Chemical Formula: CaSO4.2H2O (Various forms including Alabaster, Satin Spar, Selenite)

Colors: White and colorless when pure.
Impurities may render it shades of gray, red, yellow, blue or black.

Hardness: 1.5 to 2.0
May be scratched with a fingernail.

Density: 2.3

Cleavage:
Perfect parallel to the clinopinacoid (010); giving very thin, flexible, non-elastic plates; sectile.

Crystallography: Monoclinic

Luster:. On clinopinacoid faces and cleavage planes, gypsum can be shining and pearly; on other faces, subvitreous. Massive varieties generally glistening, but sometimes dull and earthy. Fibrous forms are silky.

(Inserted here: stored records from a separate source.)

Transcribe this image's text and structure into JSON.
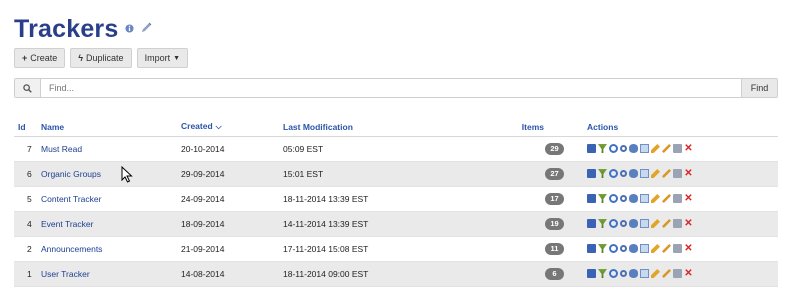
{
  "page": {
    "title": "Trackers",
    "title_icons": [
      "info-icon",
      "pencil-icon"
    ]
  },
  "toolbar": {
    "create_label": "Create",
    "duplicate_label": "Duplicate",
    "import_label": "Import"
  },
  "search": {
    "placeholder": "Find...",
    "button_label": "Find"
  },
  "table": {
    "columns": {
      "id": "Id",
      "name": "Name",
      "created": "Created",
      "last_modification": "Last Modification",
      "items": "Items",
      "actions": "Actions"
    },
    "sorted_column": "created",
    "rows": [
      {
        "id": "7",
        "name": "Must Read",
        "created": "20-10-2014",
        "last_modification": "05:09 EST",
        "items": "29"
      },
      {
        "id": "6",
        "name": "Organic Groups",
        "created": "29-09-2014",
        "last_modification": "15:01 EST",
        "items": "27"
      },
      {
        "id": "5",
        "name": "Content Tracker",
        "created": "24-09-2014",
        "last_modification": "18-11-2014 13:39 EST",
        "items": "17"
      },
      {
        "id": "4",
        "name": "Event Tracker",
        "created": "18-09-2014",
        "last_modification": "14-11-2014 13:39 EST",
        "items": "19"
      },
      {
        "id": "2",
        "name": "Announcements",
        "created": "21-09-2014",
        "last_modification": "17-11-2014 15:08 EST",
        "items": "11"
      },
      {
        "id": "1",
        "name": "User Tracker",
        "created": "14-08-2014",
        "last_modification": "18-11-2014 09:00 EST",
        "items": "6"
      }
    ],
    "row_actions": [
      "save-icon",
      "filter-icon",
      "refresh-icon",
      "search-icon",
      "view-icon",
      "sheet-icon",
      "pencil-icon",
      "edit-icon",
      "lock-icon",
      "delete-icon"
    ]
  },
  "colors": {
    "title": "#2a3f8a",
    "header_text": "#2a55a8",
    "link": "#1d3f8f",
    "badge": "#777777",
    "delete": "#dd2222"
  }
}
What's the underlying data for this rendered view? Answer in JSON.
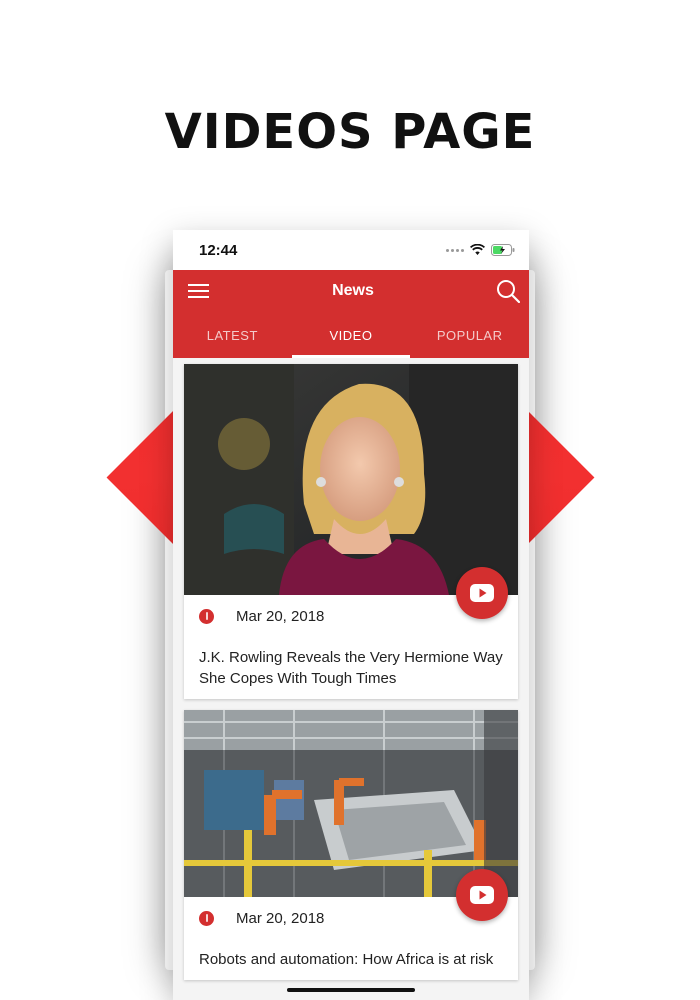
{
  "heading": "VIDEOS PAGE",
  "status": {
    "time": "12:44"
  },
  "app_bar": {
    "title": "News"
  },
  "tabs": [
    {
      "label": "LATEST",
      "active": false
    },
    {
      "label": "VIDEO",
      "active": true
    },
    {
      "label": "POPULAR",
      "active": false
    }
  ],
  "articles": [
    {
      "date": "Mar 20, 2018",
      "title": "J.K. Rowling Reveals the Very Hermione Way She Copes With Tough Times"
    },
    {
      "date": "Mar 20, 2018",
      "title": "Robots and automation: How Africa is at risk"
    }
  ],
  "colors": {
    "accent": "#d32f2f",
    "background_diamond": "#ef2b2b"
  }
}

Optics: (Refractive Index):   a = 1.521; b = 1.523; y = 1.530 Transparent to opaque.

Cottonball Gypsum roses


Composition, Structure and Associated Minerals:
Gypsum is a common mineral which is widely distributed in sedimentary rocks, often as thick beds. It frequently occurs interstratified with limestones and shales. Usually to be found as a layer underlying beds of rock salt and has been deposited there as one of the first minerals to crystallize because of the concentration of salt waters. Occurs also as lenticular bodies or scattered crystals in clays and shales. Found at times in volcanic regions, especially where limestones have been acted upon by sulfur vapors. Also, is common as a gangue mineral in metallic veins. Associated with many different minerals, the more common ones being salt, anhydrite, dolomite, calcite, sulfur, pyrite, quartz. Deposits of gypsum of commercial importance are found in many localities in the United States, but the chief producers are located in New York, Oklahoma, Texas, Iowa, Michigan, Ohio, Virginia and Kansas.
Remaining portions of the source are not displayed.